— Вот истинно французский вопрос! Вы же знаете, что для нас, итальянок, существует только тот, кого мы любим.
— Это верно, — ответил Франц.
— Во всяком случае, — продолжала графиня, наводя бинокль Альбера на ложу напротив, — его, по-видимому, только что выкопали из могилы; это какой-то мертвец, с дозволения могильщика вышедший из гроба. Посмотрите, какой он бледный.
— Он всегда такой, — отвечал Франц.
— Так вы его знаете? — сказала графиня. — Тогда я вас спрошу, кто он такой.

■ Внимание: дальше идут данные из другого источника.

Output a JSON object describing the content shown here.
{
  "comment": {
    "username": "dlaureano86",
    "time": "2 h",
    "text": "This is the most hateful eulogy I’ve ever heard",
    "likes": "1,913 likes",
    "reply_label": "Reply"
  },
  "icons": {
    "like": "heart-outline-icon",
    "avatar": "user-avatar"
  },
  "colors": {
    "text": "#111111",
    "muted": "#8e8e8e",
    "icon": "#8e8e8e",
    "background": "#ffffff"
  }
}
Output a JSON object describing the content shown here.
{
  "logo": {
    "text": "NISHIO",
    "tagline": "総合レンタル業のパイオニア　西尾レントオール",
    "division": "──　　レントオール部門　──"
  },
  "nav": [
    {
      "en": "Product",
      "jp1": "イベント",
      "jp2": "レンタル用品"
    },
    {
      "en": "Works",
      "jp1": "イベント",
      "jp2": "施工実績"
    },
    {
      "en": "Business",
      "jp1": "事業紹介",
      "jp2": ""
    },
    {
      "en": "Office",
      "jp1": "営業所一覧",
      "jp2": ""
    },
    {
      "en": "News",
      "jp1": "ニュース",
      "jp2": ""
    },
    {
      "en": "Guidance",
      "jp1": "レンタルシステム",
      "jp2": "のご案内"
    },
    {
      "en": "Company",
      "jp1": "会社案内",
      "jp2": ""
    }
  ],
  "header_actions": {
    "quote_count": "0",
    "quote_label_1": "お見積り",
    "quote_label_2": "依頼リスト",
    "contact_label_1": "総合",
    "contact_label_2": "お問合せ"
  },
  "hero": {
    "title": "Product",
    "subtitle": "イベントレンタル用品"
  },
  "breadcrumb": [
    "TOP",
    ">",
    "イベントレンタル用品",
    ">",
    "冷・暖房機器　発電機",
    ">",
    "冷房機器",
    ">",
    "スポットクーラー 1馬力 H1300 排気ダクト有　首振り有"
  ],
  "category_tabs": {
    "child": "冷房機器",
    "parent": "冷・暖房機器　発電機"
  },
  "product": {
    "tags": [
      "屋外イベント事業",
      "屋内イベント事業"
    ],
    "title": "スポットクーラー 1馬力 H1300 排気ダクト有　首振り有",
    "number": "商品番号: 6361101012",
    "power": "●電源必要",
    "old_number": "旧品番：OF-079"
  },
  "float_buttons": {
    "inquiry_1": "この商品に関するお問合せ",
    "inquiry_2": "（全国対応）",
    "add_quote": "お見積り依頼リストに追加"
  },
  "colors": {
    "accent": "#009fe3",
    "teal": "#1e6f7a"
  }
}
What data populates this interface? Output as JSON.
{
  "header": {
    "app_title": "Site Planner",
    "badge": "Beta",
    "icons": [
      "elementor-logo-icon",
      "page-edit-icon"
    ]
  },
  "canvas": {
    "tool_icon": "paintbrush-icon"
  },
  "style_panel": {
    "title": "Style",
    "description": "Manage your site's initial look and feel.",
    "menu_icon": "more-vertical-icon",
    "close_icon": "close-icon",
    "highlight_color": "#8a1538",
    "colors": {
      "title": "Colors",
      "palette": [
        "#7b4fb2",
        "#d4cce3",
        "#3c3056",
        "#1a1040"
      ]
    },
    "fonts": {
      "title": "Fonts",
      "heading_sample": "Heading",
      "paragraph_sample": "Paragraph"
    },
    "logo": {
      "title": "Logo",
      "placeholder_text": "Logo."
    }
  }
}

— Мне кажется, я его уже где-то видел.
— Я понимаю, — сказала графиня, словно от холода передернув прелестными плечами, — что если раз увидишь такого человека, то его уже не забыть никогда.
Франц подумал, что, по-видимому, не только на него таинственный незнакомец производит жуткое впечатление.
— Что же вы о нем скажете? — спросил Франц, после того как графиня решилась еще раз навести на незнакомца бинокль.
— По-моему, это сам лорд Рутвен во плоти.
Это новое напоминание о Байроне поразило Франца; если кто-нибудь мог заставить его поверить в существование вампиров, так именно человек из ложи напротив.
— Я должен узнать, кто он, — сказал Франц, вставая.
— Нет, нет! — воскликнула графиня. — Не уходите, я рассчитываю на го, что вы меня проводите, и не отпущу вас.
Франц наклонился к ее уху:
— Неужели вы в самом деле боитесь?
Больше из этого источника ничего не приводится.